L’autore, attraverso l’uso magnetico delle parole in un ritmo crescente, proietta il lettore nel ventre profondo di questo dramma familiare senza possibilità di redenzione né apparenti vie d’uscita. Alla fine, a crollare come un castello di carta, sarà l’ipocrisia dei protagonisti che, schiacciati dal peso stesso delle parole mai dette e delle cose nascoste, saranno risucchiati da quella crepa da cui tutto ha avuto inizio, la stessa crepa che si forma nella calce quando si indurisce. 

L’AUTORE

Raffaele Mozzillo è senza dubbio tra i più talentuosi autori campani contemporanei. Di origini atellane, dopo aver vissuto l’infanzia e la giovinezza tra le province di Napoli e Caserta, si è trasferito a Dublino, Capitale Mondiale della Letteratura che ha dato i natali a scrittori quali Oscar Wilde e James Joyce. Attualmente vive a Roma dove lavora come editor e redattore per le più importanti case editrici italiane. Nel 2010 ha curato, assieme allo scrittore e attivista per i diritti umani Enos Rota, l’antologia “Cronache degli anni Zero”. Nel 2017 il suo romanzo “Tutte le promesse. Una storia apocrifa” è arrivato finalista all’iniziativa Modus Legendi, tra i più importanti riconoscimenti per la letteratura indipendente. ”Calce, o delle cose nascoste” è il suo ultimo eccezionale lavoro letterario edito dalla casa editrice effequ. I suoi racconti sono pubblicati su giornali e riviste in tutto il Paese.  

ESTRATTI

”Sono parecchie le cose nascoste, quelle che non si dicono all’interno delle famiglie: ci sono storie di padri che i figli non riescono a capire solo perché mancano dei pezzi. E allora succede che la memoria dei fatti si sfalda e la linea che tiene insieme le generazioni si spezza in più punti, disgregando ogni legame e allontanando. […]

Come campi di concentramento, in una forma di olocausto involontario, le stazioni elvetiche accoglievano gli italiani dal lungo viaggio estenuante, mettendoli subito in riga: donne da una parte e uomini dall’altra. Ore di attesa per il controllo dei documenti, visite mediche invasive. Ai maschi era ordinato di mettersi a torso nudo e passaporto alla mano, così veniva stilata una lista; poi, in colonna, uno per volta erano chiamati per nome e fatti entrare nudi in una stanzetta per la visita di idoneità. Alcuni proseguivano, altri, quelli giudicati non in buona salute, erano respinti e lasciati il più delle volte senza mezzi per ritornare. […]
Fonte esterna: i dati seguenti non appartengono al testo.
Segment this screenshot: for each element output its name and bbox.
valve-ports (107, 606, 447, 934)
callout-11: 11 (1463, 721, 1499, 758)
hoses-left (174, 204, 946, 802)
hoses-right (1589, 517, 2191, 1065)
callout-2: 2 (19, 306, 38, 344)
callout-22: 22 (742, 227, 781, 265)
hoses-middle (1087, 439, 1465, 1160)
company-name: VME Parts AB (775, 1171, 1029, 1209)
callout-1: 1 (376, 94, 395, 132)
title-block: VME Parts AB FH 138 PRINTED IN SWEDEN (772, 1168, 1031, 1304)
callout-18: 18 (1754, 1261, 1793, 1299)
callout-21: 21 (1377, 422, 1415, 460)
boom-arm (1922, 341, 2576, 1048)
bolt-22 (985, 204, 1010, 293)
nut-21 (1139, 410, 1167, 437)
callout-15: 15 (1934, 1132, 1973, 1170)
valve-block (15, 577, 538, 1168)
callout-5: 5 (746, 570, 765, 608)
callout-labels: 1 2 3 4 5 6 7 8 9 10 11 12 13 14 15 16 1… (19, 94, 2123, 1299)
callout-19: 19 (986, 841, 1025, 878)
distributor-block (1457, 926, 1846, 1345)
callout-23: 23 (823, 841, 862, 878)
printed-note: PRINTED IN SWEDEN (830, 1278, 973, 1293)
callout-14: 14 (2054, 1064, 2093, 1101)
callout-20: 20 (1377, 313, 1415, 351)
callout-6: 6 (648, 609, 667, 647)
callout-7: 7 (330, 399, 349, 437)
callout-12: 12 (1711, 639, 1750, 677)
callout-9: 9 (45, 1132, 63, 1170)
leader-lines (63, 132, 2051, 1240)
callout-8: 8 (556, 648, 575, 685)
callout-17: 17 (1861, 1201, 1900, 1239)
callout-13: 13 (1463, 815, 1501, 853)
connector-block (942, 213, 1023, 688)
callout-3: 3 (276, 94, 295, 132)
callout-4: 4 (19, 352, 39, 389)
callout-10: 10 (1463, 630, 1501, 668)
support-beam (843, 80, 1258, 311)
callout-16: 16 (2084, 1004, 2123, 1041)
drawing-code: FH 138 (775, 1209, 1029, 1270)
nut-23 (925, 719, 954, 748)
Lei non aveva vissuto l’esperienza di sentirsi stranieri ovunque: era italiana a tutti gli effetti di legge, tant’è che Rosa, quel diritto, non lo sentiva come una conquista, qualcosa per cui si è faticato subendo umiliazioni e trattamenti razziali, come era accaduto invece alle generazioni che la precedevano e la cui linea arrivava dritto a lei come una freccia appuntita. Rosa, con la semplice venuta al mondo, aveva rappresentato una forma di permesso di soggiorno morale per il padre e la madre, una specie di alibi in carne e ossa in base al quale essi acquisivano il diritto di sentirsi liberi di vivere in quel pizzo di mondo che tratteneva dentro di sé le radici spezzate delle rispettive famiglie e di restarci, innestandosi lì, per sempre. […]

A nove anni, in quel pezzo di terra, mentre giocava a nascondino con la sua amica Ester, Micaela aveva scoperto due tossici che si stavano facendo. Una coppia di ragazzi poco più che ventenni, che si scambiavano la stessa siringa e il suo contenuto. Poi si baciavano appassionatamente e infine si lasciavano cadere a terra tramortiti dalla roba. Per Micaela quella era stata la prima reale rappresentazione dell’amore. Un amore fatto di scambio e di passione e di annientamento reciproco. Di abbandono totale. Quella scena le si era conficcata dentro la testa e l’aveva accompagnata sempre in quegli ultimi anni. A nove anni in quella scena aveva colto l’abbandono dei corpi percependolo come effetto del sentimento che i due ragazzi si stavano scambiando attraverso una specie di rituale. Così per lei, o per l’inconscio suo, l’amore avrebbe dovuto essere quello: scambio e abbandono. […]

Quel che si doveva fare andava fatto: l’amore, si sa, vince tutto, pure la morte. È la cura che sana da ogni malanno. Così ti sei ripreso il tempo che ti è stato sottratto: il tempo ritrovato, la freccia che si ricongiunge all’arco che l’ha scoccata, il proiettile che accarezza il tamburo che ha dato vita all’innesco, il male che torna a chi lo ha praticato e il bene al buono che lo ha creato. Sei un uomo fatto, adesso.”